Operativ scheint „Krypto“ vor allem für kleinere Banken interessant zu sein, die sich dank ihrer Lizenz damit neue Geschäftsfelder erschließen können, etwa die Sutor-Bank, die der offizieller Verkäufer der über den Curant-Automaten angebotenen Bitcoins sind – was dem Automaten der VR Bank Bayern Mitte eine etwas humorvolle Wendung gibt -, die Solaris-Bank, die als Verwahrer für Nuri oder auch die Börse Stuttgart auftritt, oder das Bankhaus von der Haydt, das ebenfalls als Verwahrer auftritt.

Über Christoph Bergmann (2348 Artikel)
Das Bitcoinblog wird von Bitcoin.de gesponsort, ist inhaltlich aber unabhängig und gibt die Meinung des Redakteurs Christoph Bergmann wieder ---

3 Kommentare zu DZ Bank baut Kryptoverwahrplattform auf – die Krypto-Strategien der deutschen Banken

  1. Ich frag mich ehrlich ob man nicht irgendwo wegen Wettbewerb oder so klagen kann. Immer mehr Banken oder Fintechs wie Revolut bieten an bei ihnen Crypto zu handeln. Aber verbieten es den Kunden dennoch Euros an echte Kryptobörsen zu versenden, sodass den Kunden am Ende gar keine Wahl bleibt als das völlig überteuerte Angebot der Bank anzunehmen …
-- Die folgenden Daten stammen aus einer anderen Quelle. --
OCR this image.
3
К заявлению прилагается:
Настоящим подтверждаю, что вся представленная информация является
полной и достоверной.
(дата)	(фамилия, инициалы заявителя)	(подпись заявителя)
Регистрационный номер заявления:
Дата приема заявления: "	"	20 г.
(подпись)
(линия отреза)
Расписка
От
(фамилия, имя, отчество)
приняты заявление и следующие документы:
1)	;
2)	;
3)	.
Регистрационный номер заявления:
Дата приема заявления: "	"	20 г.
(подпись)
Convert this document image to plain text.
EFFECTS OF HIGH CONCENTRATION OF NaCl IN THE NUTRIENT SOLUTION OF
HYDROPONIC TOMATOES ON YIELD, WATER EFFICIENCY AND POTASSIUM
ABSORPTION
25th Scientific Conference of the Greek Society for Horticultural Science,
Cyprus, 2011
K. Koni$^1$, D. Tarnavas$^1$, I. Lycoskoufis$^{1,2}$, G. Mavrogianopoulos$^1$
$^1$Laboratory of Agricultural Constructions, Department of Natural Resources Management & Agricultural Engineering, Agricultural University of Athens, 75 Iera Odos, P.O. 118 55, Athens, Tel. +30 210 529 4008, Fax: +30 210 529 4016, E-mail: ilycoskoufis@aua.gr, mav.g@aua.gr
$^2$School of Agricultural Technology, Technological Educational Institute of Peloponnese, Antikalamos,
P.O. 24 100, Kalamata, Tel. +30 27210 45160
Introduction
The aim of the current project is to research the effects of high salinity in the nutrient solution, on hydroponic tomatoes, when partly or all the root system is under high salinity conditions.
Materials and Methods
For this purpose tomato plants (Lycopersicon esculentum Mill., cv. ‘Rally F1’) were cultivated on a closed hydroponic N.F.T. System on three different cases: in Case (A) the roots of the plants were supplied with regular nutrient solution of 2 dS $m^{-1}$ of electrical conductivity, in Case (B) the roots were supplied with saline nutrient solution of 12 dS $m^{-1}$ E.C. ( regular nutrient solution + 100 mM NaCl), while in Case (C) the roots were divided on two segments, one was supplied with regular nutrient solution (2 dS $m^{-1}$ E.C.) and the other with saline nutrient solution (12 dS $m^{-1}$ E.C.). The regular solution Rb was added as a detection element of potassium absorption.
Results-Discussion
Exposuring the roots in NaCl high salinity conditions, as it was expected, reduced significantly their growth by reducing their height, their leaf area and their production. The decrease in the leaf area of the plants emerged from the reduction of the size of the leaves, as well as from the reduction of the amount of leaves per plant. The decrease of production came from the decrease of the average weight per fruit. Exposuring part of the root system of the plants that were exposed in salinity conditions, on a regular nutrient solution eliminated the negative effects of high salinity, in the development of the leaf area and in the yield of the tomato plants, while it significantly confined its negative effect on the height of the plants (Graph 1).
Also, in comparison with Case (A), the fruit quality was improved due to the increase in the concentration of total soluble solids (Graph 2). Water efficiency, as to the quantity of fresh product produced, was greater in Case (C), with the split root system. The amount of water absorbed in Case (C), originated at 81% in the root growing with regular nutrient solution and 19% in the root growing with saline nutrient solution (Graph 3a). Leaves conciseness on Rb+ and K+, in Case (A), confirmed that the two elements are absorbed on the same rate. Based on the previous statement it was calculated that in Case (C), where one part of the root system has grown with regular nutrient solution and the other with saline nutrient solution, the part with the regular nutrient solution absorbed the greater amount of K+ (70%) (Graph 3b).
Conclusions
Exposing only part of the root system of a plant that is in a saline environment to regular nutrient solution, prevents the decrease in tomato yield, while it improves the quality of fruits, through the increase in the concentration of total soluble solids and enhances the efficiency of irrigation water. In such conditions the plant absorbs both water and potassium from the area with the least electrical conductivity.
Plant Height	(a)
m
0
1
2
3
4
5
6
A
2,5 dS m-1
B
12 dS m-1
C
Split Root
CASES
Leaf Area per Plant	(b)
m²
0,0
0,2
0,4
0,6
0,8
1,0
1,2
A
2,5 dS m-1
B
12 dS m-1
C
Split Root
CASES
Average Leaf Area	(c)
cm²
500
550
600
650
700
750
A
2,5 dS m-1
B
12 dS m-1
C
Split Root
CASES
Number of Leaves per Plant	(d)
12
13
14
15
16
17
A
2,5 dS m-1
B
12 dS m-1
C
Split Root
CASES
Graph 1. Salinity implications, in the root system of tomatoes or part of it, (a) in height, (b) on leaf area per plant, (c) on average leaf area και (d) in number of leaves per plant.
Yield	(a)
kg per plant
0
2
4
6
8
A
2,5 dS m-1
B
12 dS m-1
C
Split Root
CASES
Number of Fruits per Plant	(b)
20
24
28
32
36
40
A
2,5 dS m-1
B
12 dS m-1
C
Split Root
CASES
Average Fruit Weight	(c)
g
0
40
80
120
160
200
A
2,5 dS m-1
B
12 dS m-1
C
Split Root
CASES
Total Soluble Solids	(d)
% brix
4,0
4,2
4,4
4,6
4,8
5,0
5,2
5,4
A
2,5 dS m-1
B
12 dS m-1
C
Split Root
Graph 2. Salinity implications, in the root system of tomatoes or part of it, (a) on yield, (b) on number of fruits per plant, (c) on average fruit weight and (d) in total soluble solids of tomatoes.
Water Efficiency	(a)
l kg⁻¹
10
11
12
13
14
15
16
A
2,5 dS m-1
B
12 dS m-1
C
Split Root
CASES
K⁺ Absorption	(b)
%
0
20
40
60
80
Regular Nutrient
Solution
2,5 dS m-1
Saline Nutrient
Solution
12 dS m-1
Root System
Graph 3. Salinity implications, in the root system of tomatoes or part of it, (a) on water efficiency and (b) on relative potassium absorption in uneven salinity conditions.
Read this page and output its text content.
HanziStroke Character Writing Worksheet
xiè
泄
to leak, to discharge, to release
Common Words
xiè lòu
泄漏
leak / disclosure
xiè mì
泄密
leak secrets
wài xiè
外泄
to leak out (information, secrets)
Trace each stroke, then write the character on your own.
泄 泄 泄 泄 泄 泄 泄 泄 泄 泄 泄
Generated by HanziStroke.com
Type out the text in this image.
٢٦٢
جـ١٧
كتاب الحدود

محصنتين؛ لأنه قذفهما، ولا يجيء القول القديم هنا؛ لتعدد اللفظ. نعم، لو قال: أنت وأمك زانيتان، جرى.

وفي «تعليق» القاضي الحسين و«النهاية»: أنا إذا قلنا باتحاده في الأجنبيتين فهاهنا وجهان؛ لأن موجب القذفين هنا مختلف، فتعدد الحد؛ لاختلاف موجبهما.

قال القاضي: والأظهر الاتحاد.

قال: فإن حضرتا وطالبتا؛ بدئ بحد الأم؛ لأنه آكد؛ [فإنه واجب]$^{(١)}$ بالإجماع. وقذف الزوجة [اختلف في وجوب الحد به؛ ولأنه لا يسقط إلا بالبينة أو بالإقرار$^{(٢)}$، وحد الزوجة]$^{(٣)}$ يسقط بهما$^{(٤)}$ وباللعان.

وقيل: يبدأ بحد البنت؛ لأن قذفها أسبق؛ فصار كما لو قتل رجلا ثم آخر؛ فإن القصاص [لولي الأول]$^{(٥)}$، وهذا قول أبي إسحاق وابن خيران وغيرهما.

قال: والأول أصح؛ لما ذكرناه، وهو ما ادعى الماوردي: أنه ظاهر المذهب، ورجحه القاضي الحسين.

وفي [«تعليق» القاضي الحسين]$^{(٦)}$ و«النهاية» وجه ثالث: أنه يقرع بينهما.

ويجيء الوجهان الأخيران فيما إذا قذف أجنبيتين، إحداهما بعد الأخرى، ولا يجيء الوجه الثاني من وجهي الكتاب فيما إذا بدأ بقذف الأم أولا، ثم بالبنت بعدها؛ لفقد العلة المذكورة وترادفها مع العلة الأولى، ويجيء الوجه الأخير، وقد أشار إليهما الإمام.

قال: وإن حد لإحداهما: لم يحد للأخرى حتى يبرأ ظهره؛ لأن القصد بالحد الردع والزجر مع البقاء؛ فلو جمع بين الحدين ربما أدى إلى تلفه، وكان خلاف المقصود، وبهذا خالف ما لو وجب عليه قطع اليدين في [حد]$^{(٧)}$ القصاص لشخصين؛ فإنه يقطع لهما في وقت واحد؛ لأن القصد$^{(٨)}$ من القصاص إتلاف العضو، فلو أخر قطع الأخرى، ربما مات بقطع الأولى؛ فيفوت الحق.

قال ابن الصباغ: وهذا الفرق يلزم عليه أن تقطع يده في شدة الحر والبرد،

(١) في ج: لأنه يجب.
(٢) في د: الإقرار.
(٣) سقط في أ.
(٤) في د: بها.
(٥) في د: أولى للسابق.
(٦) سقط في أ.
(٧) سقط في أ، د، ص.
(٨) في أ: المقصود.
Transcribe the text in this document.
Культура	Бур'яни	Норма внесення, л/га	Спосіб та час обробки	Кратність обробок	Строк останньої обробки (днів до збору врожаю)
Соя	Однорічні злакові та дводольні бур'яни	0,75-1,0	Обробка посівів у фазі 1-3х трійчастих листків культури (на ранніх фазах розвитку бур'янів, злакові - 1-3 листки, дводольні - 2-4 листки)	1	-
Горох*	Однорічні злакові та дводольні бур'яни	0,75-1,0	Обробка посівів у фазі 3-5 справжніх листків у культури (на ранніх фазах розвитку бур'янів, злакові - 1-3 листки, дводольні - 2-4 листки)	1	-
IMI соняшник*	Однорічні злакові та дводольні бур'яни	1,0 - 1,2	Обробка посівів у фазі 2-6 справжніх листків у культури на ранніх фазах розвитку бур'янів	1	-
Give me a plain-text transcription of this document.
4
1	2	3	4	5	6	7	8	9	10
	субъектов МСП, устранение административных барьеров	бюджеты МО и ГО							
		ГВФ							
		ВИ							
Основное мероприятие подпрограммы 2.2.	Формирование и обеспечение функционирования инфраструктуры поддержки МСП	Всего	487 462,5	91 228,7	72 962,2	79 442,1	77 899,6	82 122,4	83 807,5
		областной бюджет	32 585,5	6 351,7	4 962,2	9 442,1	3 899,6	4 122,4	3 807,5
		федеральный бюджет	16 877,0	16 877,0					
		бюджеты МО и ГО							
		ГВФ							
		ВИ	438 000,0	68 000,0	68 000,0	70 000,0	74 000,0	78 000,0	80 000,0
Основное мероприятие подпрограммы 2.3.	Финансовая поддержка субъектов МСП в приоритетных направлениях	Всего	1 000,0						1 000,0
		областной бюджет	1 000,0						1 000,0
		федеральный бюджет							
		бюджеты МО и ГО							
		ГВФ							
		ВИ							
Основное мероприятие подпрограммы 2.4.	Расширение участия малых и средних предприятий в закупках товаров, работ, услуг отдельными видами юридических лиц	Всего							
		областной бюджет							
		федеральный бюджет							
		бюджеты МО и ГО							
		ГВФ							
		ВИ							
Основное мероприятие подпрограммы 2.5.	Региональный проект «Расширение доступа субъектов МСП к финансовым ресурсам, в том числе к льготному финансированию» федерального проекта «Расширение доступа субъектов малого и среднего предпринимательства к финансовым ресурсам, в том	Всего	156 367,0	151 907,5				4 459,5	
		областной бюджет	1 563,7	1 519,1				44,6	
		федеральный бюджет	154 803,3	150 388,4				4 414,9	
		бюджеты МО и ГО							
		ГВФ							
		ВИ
    • Kryptoplattformen und Kryptoverwahrkonten dienen wie der Handel mit Bitcoin in erster Linie den Banken zur Digitalisierung des gesamten Bankengeschäfts.
      Die Frage steht aber im Raum, was passiert wenn durch bestimmte Umstände alle Server des Bankensektors kollabieren?
      Welche Umstände können dazu führen:
      1. Elektronische Systeme können sich durch ihre komplexen Strukturen und durch sicherheitsrelevante „Löcher“ verselbständigen!
      2. ALLE digitalen Strukturen arbeiten auf der Basis elektrischer Pegel und sind somit immer spannungs- und stromabhängig..
      3. Beim Ausfall dieser Energieform helfen über längere Zeiträume auch keine UVS (unabhängige Versorgungssysteme).
      4. Das gesamte Energienetz der Erde ist abhängig von einem in bestimmten Grenzen variablen Magnetfeld. Wird dieser Bereich überschritten bricht das Energienetz durch magnetische Induktion in kürzester Zeit zusammen.
      5. Die geografische Wanderung der Magnetpole der Erde deutet auf eine Umpolung des Erdmagnetfeldes bereits jetzt schon hin.
      Darum sollten die Banken zur Verhinderung einer letzten weltweiten Finanzkrise von einer weiteren Digitalisierung der Finanzgeschäfte Abstand nehmen und Alternativen zum Geldtransfer suchen!

  2. Ich finde es mutig das die VR-Bank solch eine Position und so einen Schritt gewagt hat.